Angelicque White, associate professor of oceanography at the University of Hawaii at Mānoa School of Ocean and Earth Science and Technology (SOEST) was an invited speaker at TED’s first entirely science-focused Institute event, held at the National Academy of Sciences (NAS) in Washington, DC. A video of her talk, was made publicly available today.
The theme of the event, Catalyze, highlights the power of science to catalyze progress. “It allows us to explore our biggest questions, generate new ideas and seek out solutions.” At TED@NAS, 19 speakers and performers explored how science is igniting change and fueling our way forward — through radical collaboration, quantum leaps and bold thinking.
White investigates changes affecting microbes—the ocean’s smallest residents that live in every drop of seawater and are vital to the healthy functioning of our planet.

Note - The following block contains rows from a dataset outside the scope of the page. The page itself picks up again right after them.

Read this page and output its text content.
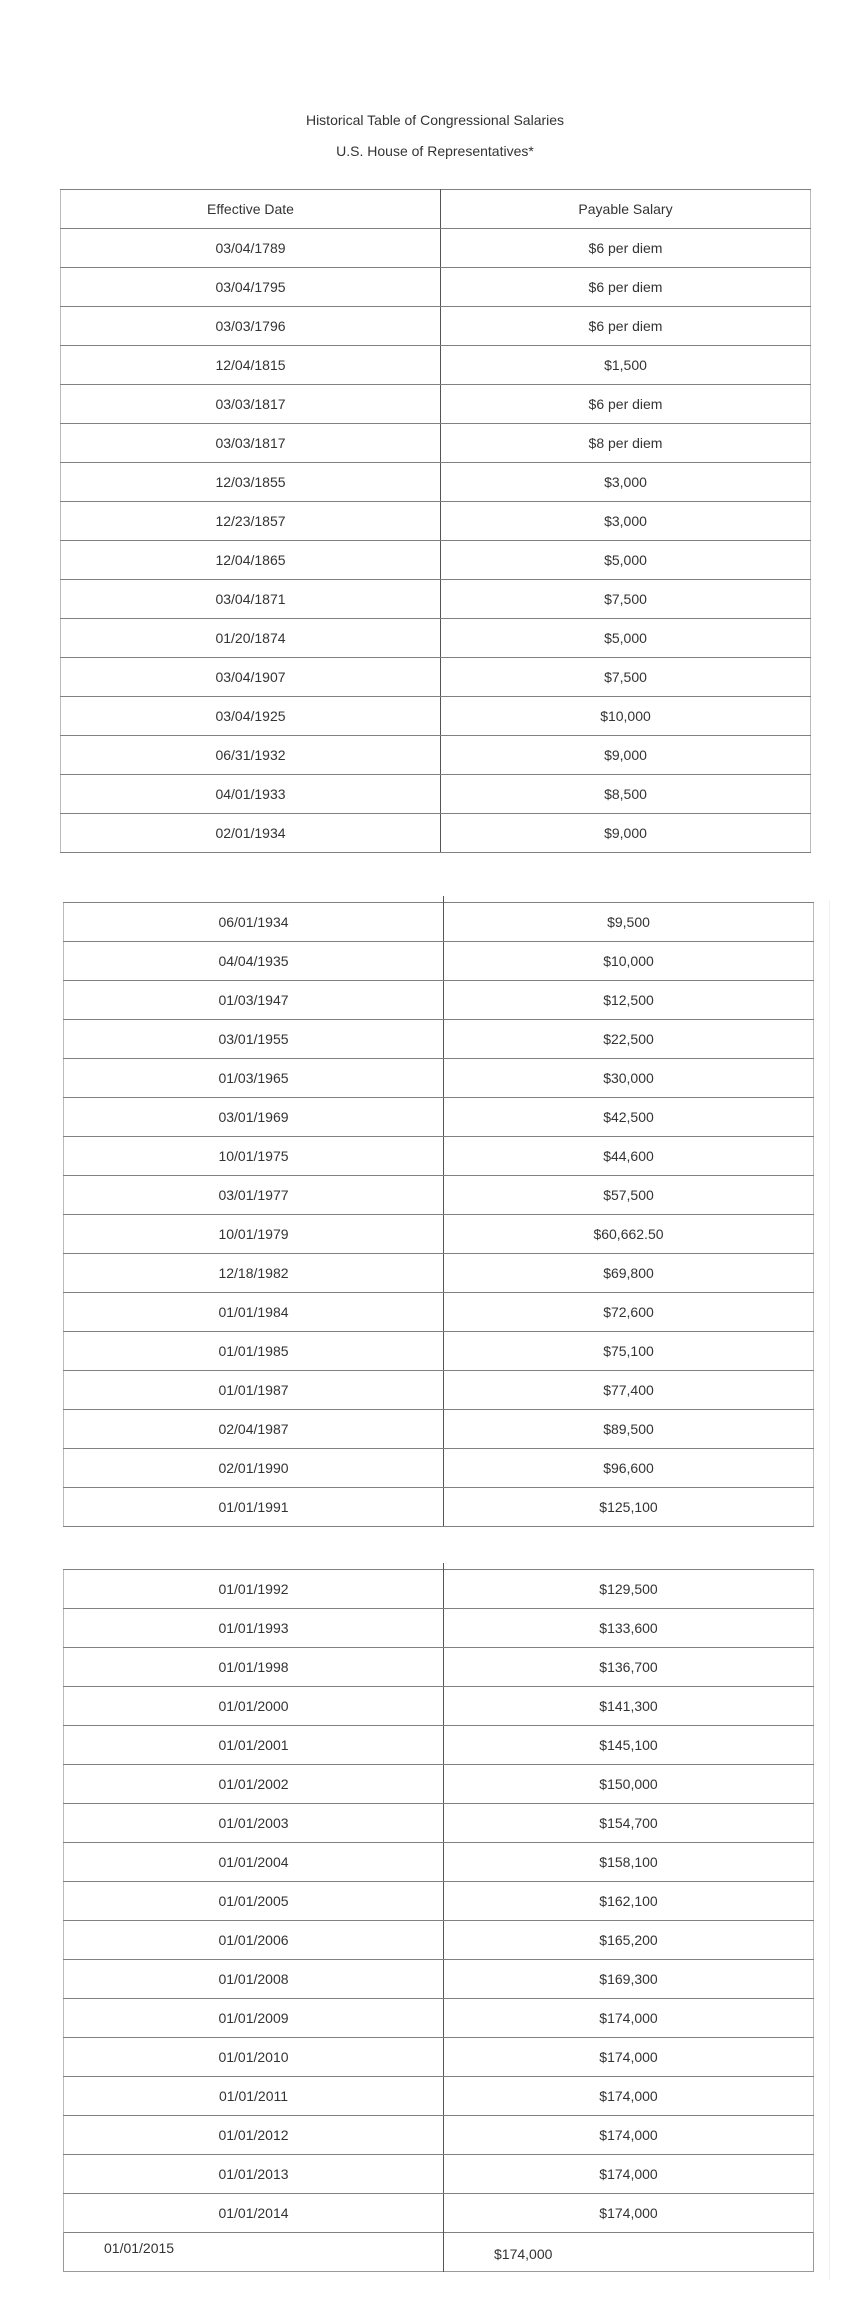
Historical Table of Congressional Salaries
U.S. House of Representatives*
Effective Date	Payable Salary
03/04/1789	$6 per diem
03/04/1795	$6 per diem
03/03/1796	$6 per diem
12/04/1815	$1,500
03/03/1817	$6 per diem
03/03/1817	$8 per diem
12/03/1855	$3,000
12/23/1857	$3,000
12/04/1865	$5,000
03/04/1871	$7,500
01/20/1874	$5,000
03/04/1907	$7,500
03/04/1925	$10,000
06/31/1932	$9,000
04/01/1933	$8,500
02/01/1934	$9,000
06/01/1934	$9,500
04/04/1935	$10,000
01/03/1947	$12,500
03/01/1955	$22,500
01/03/1965	$30,000
03/01/1969	$42,500
10/01/1975	$44,600
03/01/1977	$57,500
10/01/1979	$60,662.50
12/18/1982	$69,800
01/01/1984	$72,600
01/01/1985	$75,100
01/01/1987	$77,400
02/04/1987	$89,500
02/01/1990	$96,600
01/01/1991	$125,100
01/01/1992	$129,500
01/01/1993	$133,600
01/01/1998	$136,700
01/01/2000	$141,300
01/01/2001	$145,100
01/01/2002	$150,000
01/01/2003	$154,700
01/01/2004	$158,100
01/01/2005	$162,100
01/01/2006	$165,200
01/01/2008	$169,300
01/01/2009	$174,000
01/01/2010	$174,000
01/01/2011	$174,000
01/01/2012	$174,000
01/01/2013	$174,000
01/01/2014	$174,000
01/01/2015	$174,000
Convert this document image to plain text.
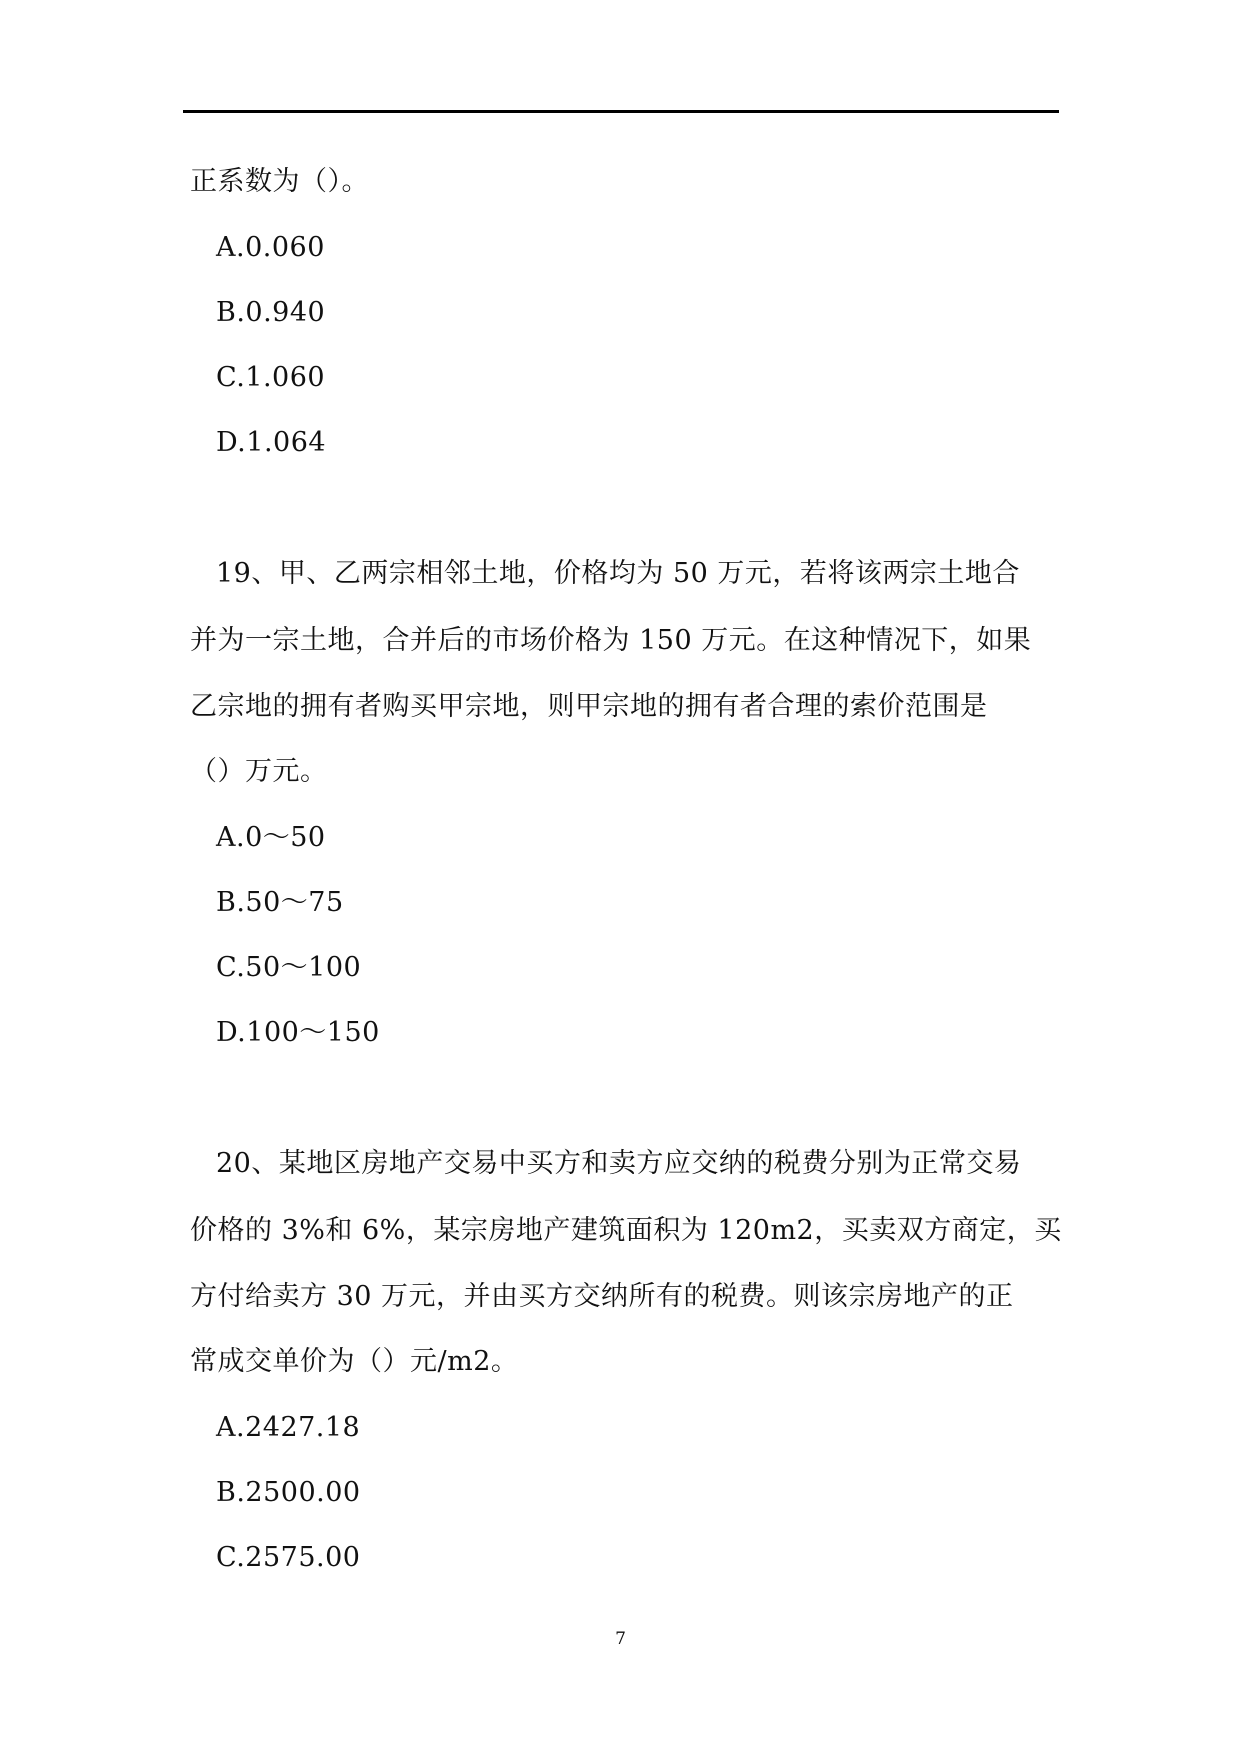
正系数为（）。
A.0.060
B.0.940
C.1.060
D.1.064
19、甲、乙两宗相邻土地，价格均为 50 万元，若将该两宗土地合
并为一宗土地，合并后的市场价格为 150 万元。在这种情况下，如果
乙宗地的拥有者购买甲宗地，则甲宗地的拥有者合理的索价范围是
（）万元。
A.0～50
B.50～75
C.50～100
D.100～150
20、某地区房地产交易中买方和卖方应交纳的税费分别为正常交易
价格的 3%和 6%，某宗房地产建筑面积为 120m2，买卖双方商定，买
方付给卖方 30 万元，并由买方交纳所有的税费。则该宗房地产的正
常成交单价为（）元/m2。
A.2427.18
B.2500.00
C.2575.00
7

In her talk, White detailed her research on harmful algal blooms and rising carbon dioxide and ensuing ocean acidification, just two of the myriad problems facing our oceans.
“It seems like a lot to take in,” she said “but again the oceans are immensely resilient, we just need to avoid going too far down this path. For just that reason I believe sustained observation of the ocean and indeed the entire planet is the moral imperative for my generation. We are bearing witness to the effects of humans on the natural world and by doing so it gives us a chance to adapt and change if we are willing to do so.”
More about Angel White
White joined the UH Mānoa Department of Oceanography in 2018 and is the principal investigator of the Hawaii Ocean Time-series and an investigator in the Simons Collaboration on Ocean Processes and Ecology. She was named an Alfred P. Sloan Fellow in 2012 and was a recipient of the American Geophysical Union Ocean Sciences Early Career Award in 2015 as well as the Association of the Sciences of Limnology and Oceanography Yentsch-Schindler Early Career Award in 2016.